TAMPA, Fla. — October is distracted driving awareness month, and this year AAA is warning people that driving “intextictated" can be just as dangerous and distracting as driving “intoxicated“.

For Dee Dee Gonzalez every day is a painful road back to recovery. She was disabled in a crash involving a distracted driver.

“I am permanently injured. I can’t enjoy a lot of the things that I used to enjoy,” Gonzalez said. “My quality-of-life is, not what it used to be.”

Whether driving under the influence or texting, “the result can ultimately be the same. Somebody could end up in a crash or even die,” AAA Spokesman Mark Jenkins said

Jenkins not only preaches against distracted driving; he knows the danger firsthand. Earlier this year, his own SUV was rear-ended by someone looking down at their GPS.

“It’s something I’m still dealing with to this day. I have pain in my neck, pain in my back, and it’s because of somebody who was driving distracted,” Jenkins said.

The Mauer family, Dawn and Howard, lost their daughter Deanna to distracted driving. Howard has since put his daughter’s image on the back of his vehicle along with a message letting everyone know a person texting killed her.

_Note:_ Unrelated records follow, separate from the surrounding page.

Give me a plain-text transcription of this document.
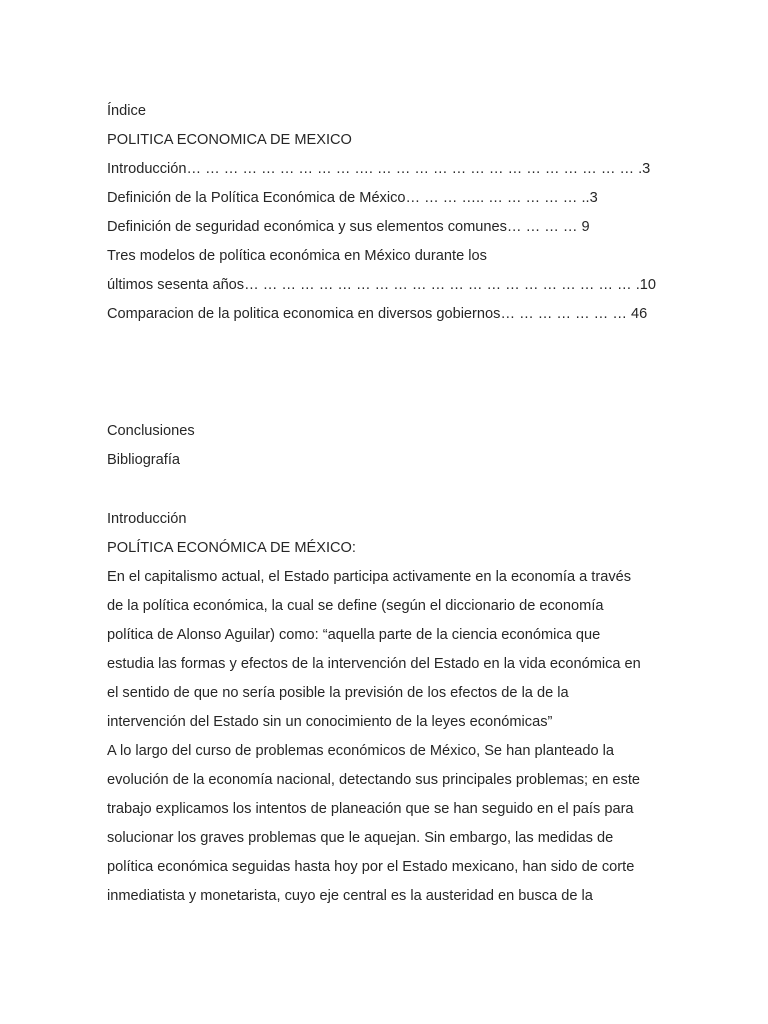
Índice
POLITICA ECONOMICA DE MEXICO
Introducción… … … … … … … … … …. … … … … … … … … … … … … … … .3
Definición de la Política Económica de México… … … ….. … … … … … ..3
Definición de seguridad económica y sus elementos comunes… … … … 9
Tres modelos de política económica en México durante los
últimos sesenta años… … … … … … … … … … … … … … … … … … … … … .10
Comparacion de la politica economica en diversos gobiernos… … … … … … … 46
Conclusiones
Bibliografía
Introducción
POLÍTICA ECONÓMICA DE MÉXICO:
En el capitalismo actual, el Estado participa activamente en la economía a través
de la política económica, la cual se define (según el diccionario de economía
política de Alonso Aguilar) como: “aquella parte de la ciencia económica que
estudia las formas y efectos de la intervención del Estado en la vida económica en
el sentido de que no sería posible la previsión de los efectos de la de la
intervención del Estado sin un conocimiento de la leyes económicas”
A lo largo del curso de problemas económicos de México, Se han planteado la
evolución de la economía nacional, detectando sus principales problemas; en este
trabajo explicamos los intentos de planeación que se han seguido en el país para
solucionar los graves problemas que le aquejan. Sin embargo, las medidas de
política económica seguidas hasta hoy por el Estado mexicano, han sido de corte
inmediatista y monetarista, cuyo eje central es la austeridad en busca de la
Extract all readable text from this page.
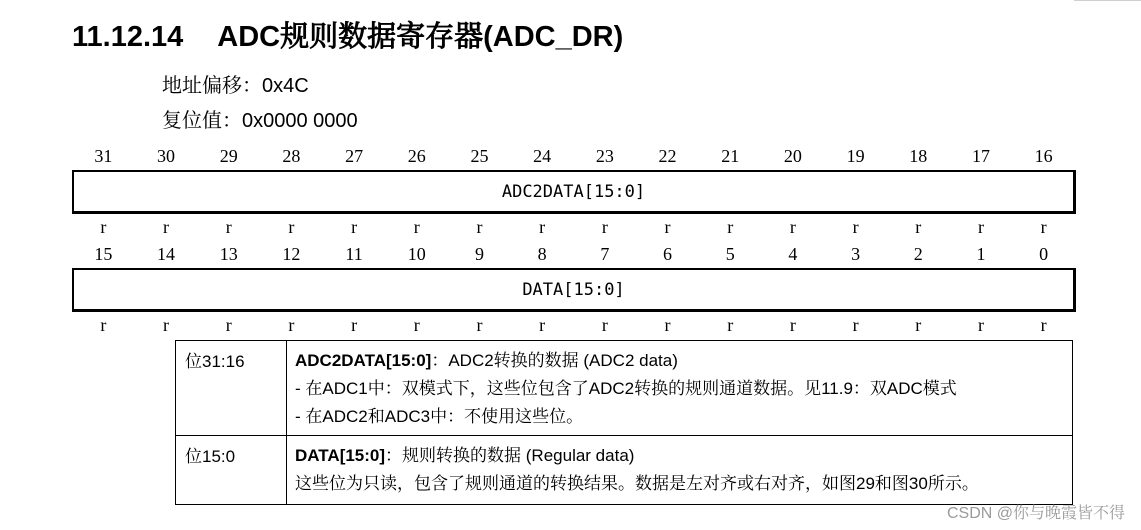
11.12.14 ADC规则数据寄存器(ADC_DR)
地址偏移：0x4C
复位值：0x0000 0000
31	30	29	28	27	26	25	24	23	22	21	20	19	18	17	16
ADC2DATA[15:0]
r	r	r	r	r	r	r	r	r	r	r	r	r	r	r	r
15	14	13	12	11	10	9	8	7	6	5	4	3	2	1	0
DATA[15:0]
r	r	r	r	r	r	r	r	r	r	r	r	r	r	r	r
位31:16	ADC2DATA[15:0]：ADC2转换的数据 (ADC2 data)
- 在ADC1中：双模式下，这些位包含了ADC2转换的规则通道数据。见11.9：双ADC模式
- 在ADC2和ADC3中：不使用这些位。

位15:0	DATA[15:0]：规则转换的数据 (Regular data)
这些位为只读，包含了规则通道的转换结果。数据是左对齐或右对齐，如图29和图30所示。
CSDN @你与晚霞皆不得
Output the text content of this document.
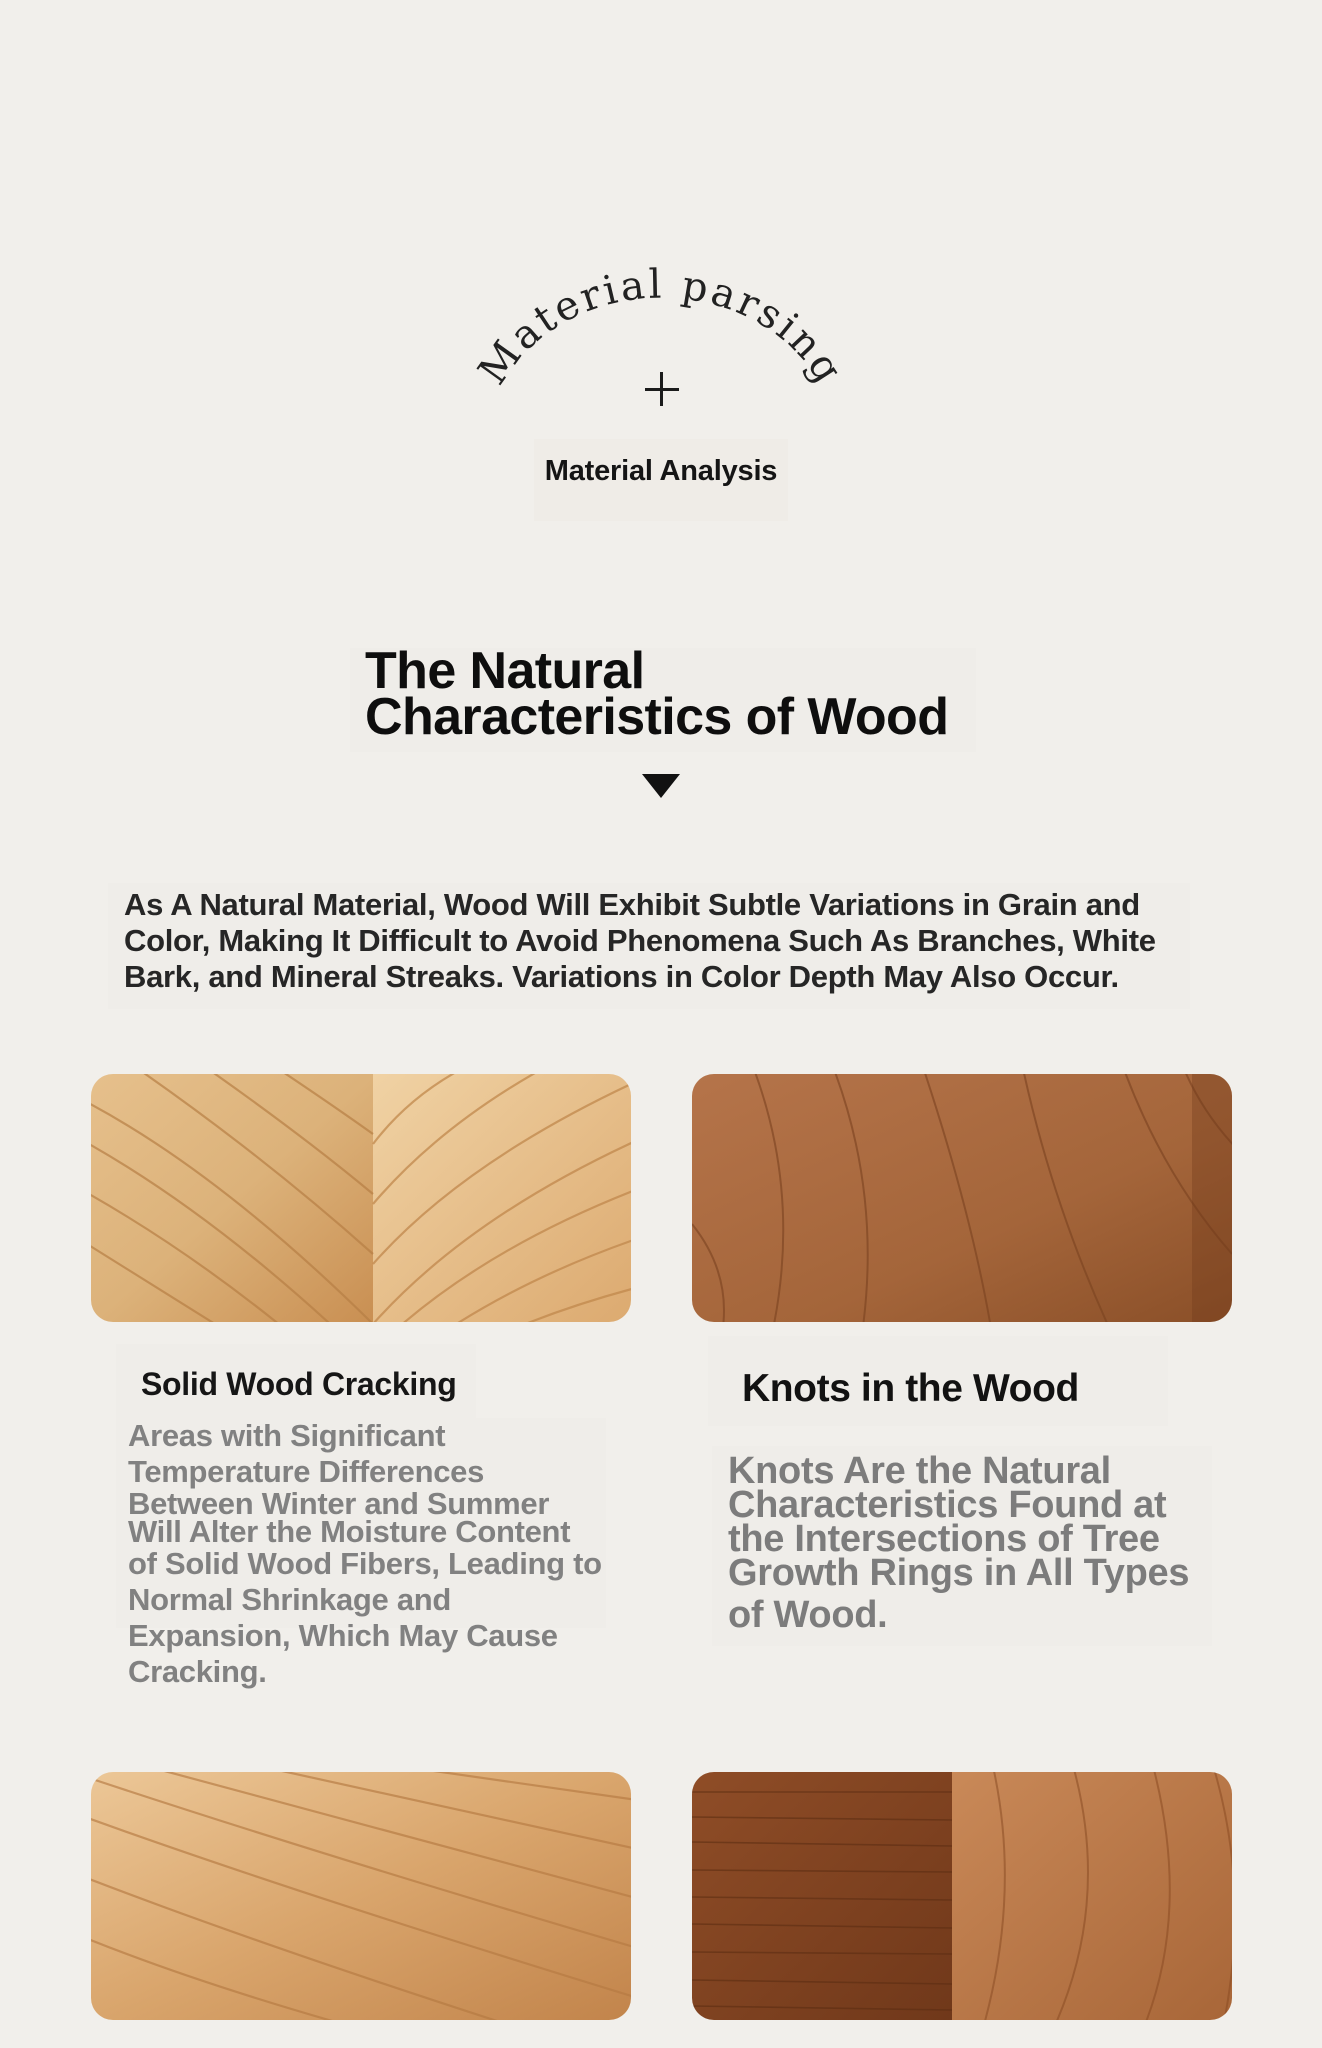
Material parsing
Material Analysis
The Natural
Characteristics of Wood
As A Natural Material, Wood Will Exhibit Subtle Variations in Grain and
Color, Making It Difficult to Avoid Phenomena Such As Branches, White
Bark, and Mineral Streaks. Variations in Color Depth May Also Occur.
Solid Wood Cracking
Areas with Significant
Temperature Differences
Between Winter and Summer
Will Alter the Moisture Content
of Solid Wood Fibers, Leading to
Normal Shrinkage and
Expansion, Which May Cause
Cracking.
Knots in the Wood
Knots Are the Natural
Characteristics Found at
the Intersections of Tree
Growth Rings in All Types
of Wood.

“Maybe it’ll hit. Maybe they’ll look at my back window while they’re behind me on the streets, in a parking lot, and they can make a reasonable assumption that it’s not worth it,” he said. “It’s just not worth it.”

“My life stopped. And I don’t want anybody to do that to somebody,” Dawn Mauer said. “I want people to know, stop doing this.”

This year, Florida enacted a new law, making texting and driving a primary offense with penalties of $30 for the first violation and a $60 fine and 3 driver’s license points after that.

AAA found that looking away from the road for just two seconds doubles the risk of a crash. In five seconds, it’s like driving across the length of a football field blindfolded.

The top three distractions, they say are cell phone use, technology built into today’s modern vehicles, and passengers. In Florida there were 213 distracted driving crashes in 2018, causing 231 deaths.

Most, if not all, they say – were preventable.

AAA’s message against driving “intexticated” is for everyone. However, they say younger drivers are statistically three times more likely than adults to be involved in a deadly crash.

“You hear it and you see it, but you don’t take it seriously until it happens to you. And it shouldn’t be that way,” Gonzalez said. “I want people to be able to understand that it can’t happen to them, and it can happen in a split second.”